Automated lip-syncing made possible with machine learning
Image credit: Dreamtime
Researchers from the University of Washington have developed a more realistic method for transforming audio clips into lip-synced video, using just hours of footage to train a neural network to match sounds to lip movements.
This solves a long-standing problem, whereby synthesised human appearances are often considered unsettling and fake-looking. This is particularly potent when there is clearly computerised animation around the mouth area matched to an audio recording.
While previous attempts at matching video to audio have involved filming multiple people repeating the same phrases while being filmed in a studio as investigators attempt to capture how sound matches mouth shapes, the University of Washington researchers left this task up to a neural network.
The machine learning programme was trained to recognise the relationships between phonemes and mouth movements using hours of matched video and audio of a person speaking. Once trained, the program is capable of converting recorded speech into appropriate mouth shapes. These shapes are then superimposed and blended into the face of the speaker, from another video.
Using their new method, the researchers were able to generate realistic video footage of former US President Barack Obama speaking about fatherhood, terrorism and other subjects, using video footage from completely different speeches.
“These types of results have never been shown before,” said Professor Kemelmacher-Shlizerman.
“Realistic audio-to-video conversion has practical applications like improving video conferencing for meetings, as well as futuristic ones such as being able to hold a conversation with a historical figure in virtual reality by creating visuals just from audio. This is the kind of breakthrough that will help enable those next steps.”
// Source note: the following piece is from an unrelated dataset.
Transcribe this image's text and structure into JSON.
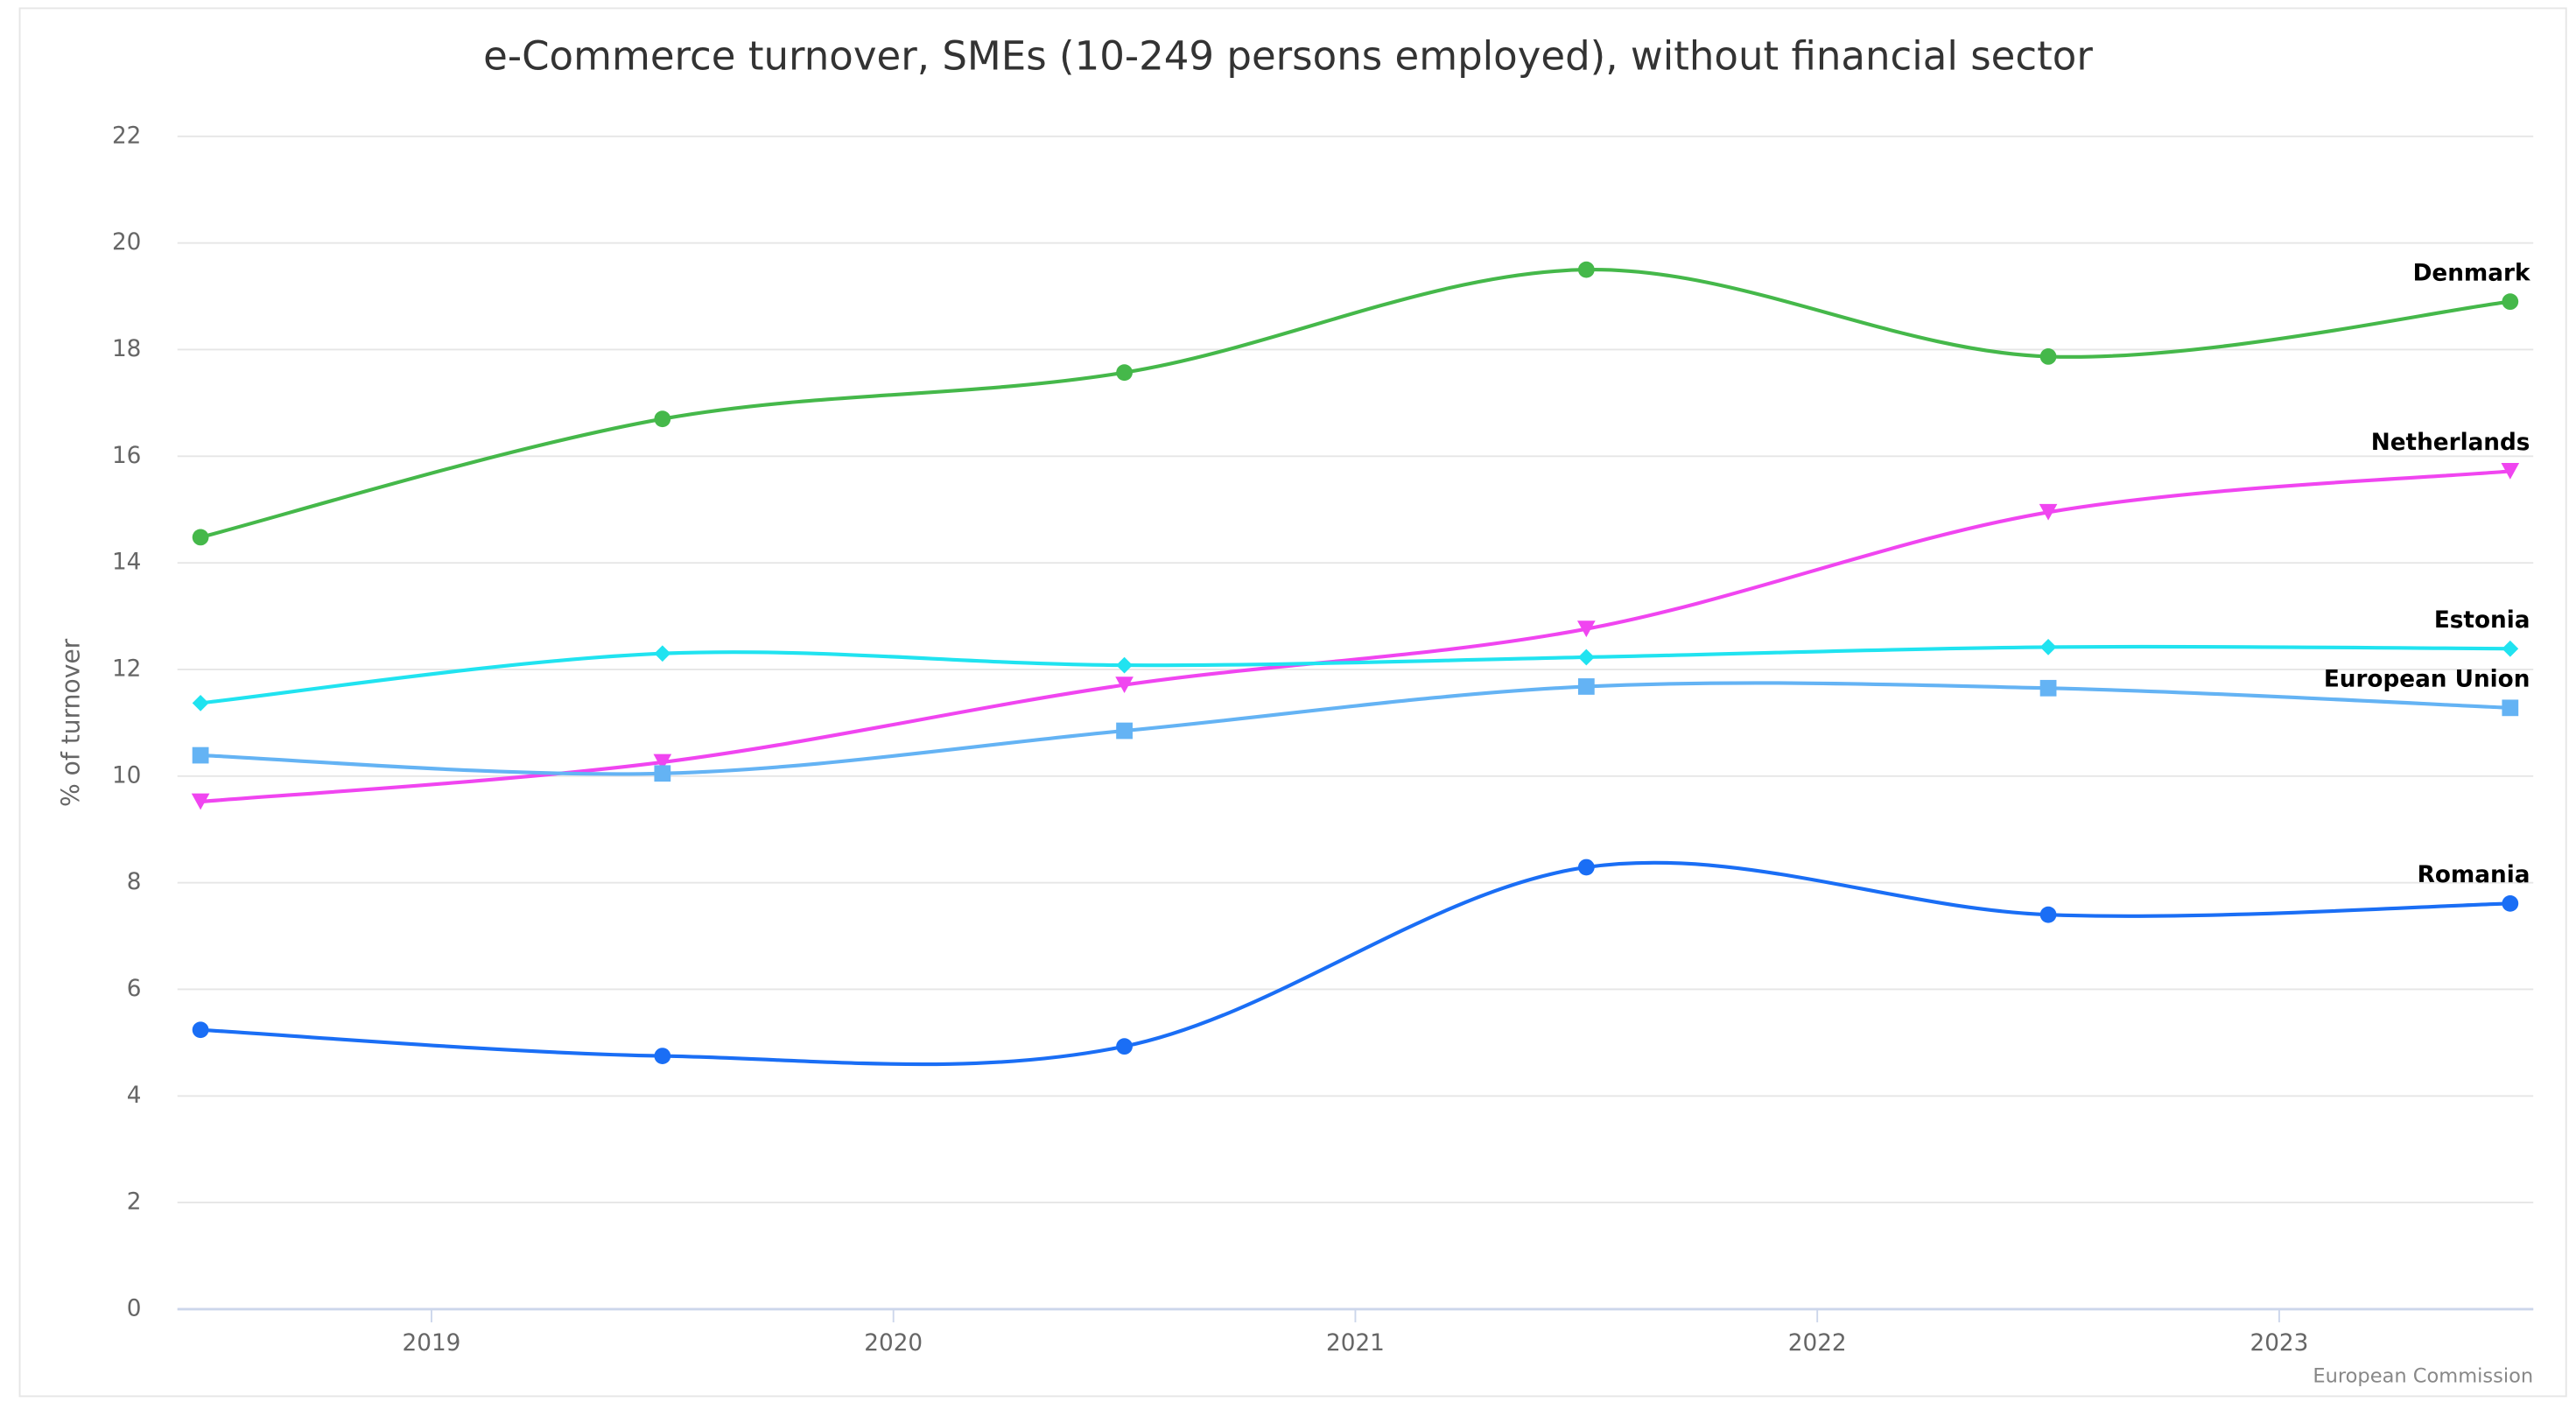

The team chose to use Obama as a subject due to the ease of collecting 14 hours of presidential videos in the public domain, although they say that video chat tools like Skype and Google Hangouts could collect video and audio from any user to train the software. As streaming audio over the internet takes less bandwidth than video, the system could put an end to juddering, low-resolution video calls by matching the audio to the user’s image.
Adjusting the algorithms to generalise across situations could allow the training to require a far smaller dataset; it could potentially begin to match mouth shapes to speech with only an hour of video.